A developer working across multiple AI coding environments has released an open-source tool called **ltm** (long-term memory), designed to solve a persistent limitation in modern AI-assisted development workflows: the inability of agent context to travel between models, machines, or editor environments. The author, Dennis de Vulder, identified that existing approaches to agent memory — primarily markdown files like CLAUDE.md or vendor-specific context stores — are inherently local and fragile, requiring continuous manual grooming and offering no portability when a developer switches from Claude to Codex, or from a Mac to a Linux machine. The ltm project proposes a small, structured JSON specification called the Core Memory Packet as the foundational artifact, with a CLI and a server acting as reference implementations rather than the central product. A packet contains five required fields — goal, locked-in decisions, attempted approaches, dead ends, and next steps — and is designed to remain compact at 2 to 5 KB, covering only the irreducible working knowledge that cannot be reconstructed from a repository's commit history.

The design philosophy behind ltm reflects a deliberate set of tradeoffs that distinguish it from ad-hoc memory solutions. By limiting packet contents to decision context and failed paths rather than full session transcripts or configuration files, the tool avoids two common failure modes: context bloat that wastes tokens, and configuration leakage that breaks reproducibility across environments. The author explicitly separates "intent" — which is portable — from "configuration," which remains local. CLAUDE.md files, system prompts, and tool setups never enter a packet. This makes ltm philosophically closer to a structured handoff protocol than a memory store, analogous to a surgeon's pre-operative briefing that captures only what cannot be inferred from the patient's chart. Security is treated as a first-class concern: all packets are scanned for secrets before transmission, with AWS keys, GitHub tokens, JWTs, private keys, and OAuth tokens blocked by default, reflecting awareness that persistent memory systems create new attack surfaces for credential exfiltration.

The tool's MCP (Model Context Protocol) integration is particularly significant given the current state of the AI tooling ecosystem. By exposing `ltm save` and `ltm resume` as MCP tools, the system allows Claude Code, Cursor, Zed, and Codex to invoke memory operations natively without requiring user intervention or manual ID tracking. This positions ltm within the emerging layer of infrastructure that treats AI models as interchangeable compute behind a standardized interface — a pattern consistent with Anthropic's own push for MCP as a universal connector between agents and external systems. The self-hostable architecture (a single Go binary with SQLite, deployable on a minimal VPS) and the availability of a managed hub on the same protocol further lower adoption barriers and avoid vendor lock-in, a recurring complaint in the agent tooling space.
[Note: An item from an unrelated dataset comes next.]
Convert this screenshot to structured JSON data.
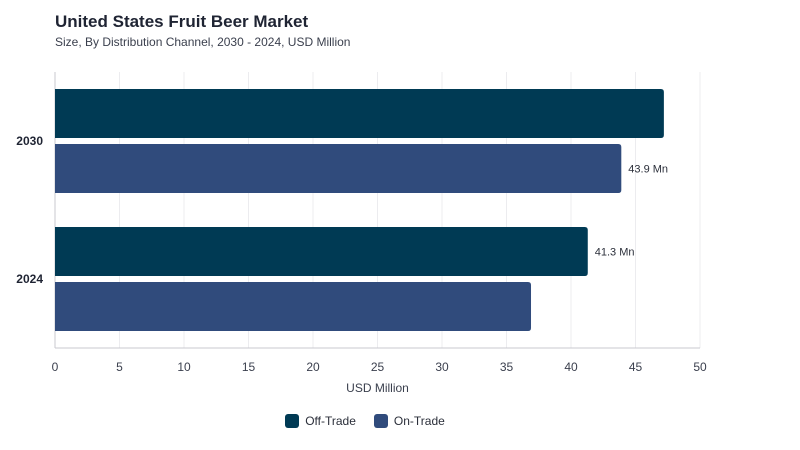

The broader significance of ltm lies in what it reveals about the current maturity gap in AI-assisted software development. Despite rapid advances in model capability, the infrastructure for managing multi-session, multi-model, multi-machine workflows remains largely artisanal. Developers are still solving fundamental continuity problems with text files and manual copy-paste. The author's framing — that the commit log handles the 90% that went well, while ltm handles the invisible constraints that shaped code without ever appearing in it — identifies a genuine blind spot in how software knowledge is currently captured and transmitted. As AI agents become more deeply embedded in professional development workflows, the demand for structured, portable, model-agnostic memory protocols is likely to grow, and projects like ltm represent early attempts to define what that layer of infrastructure should look like. The project is released under Apache 2.0 and openly attributes AI involvement in its own development through Assisted-by commit trailers following Linux kernel conventions.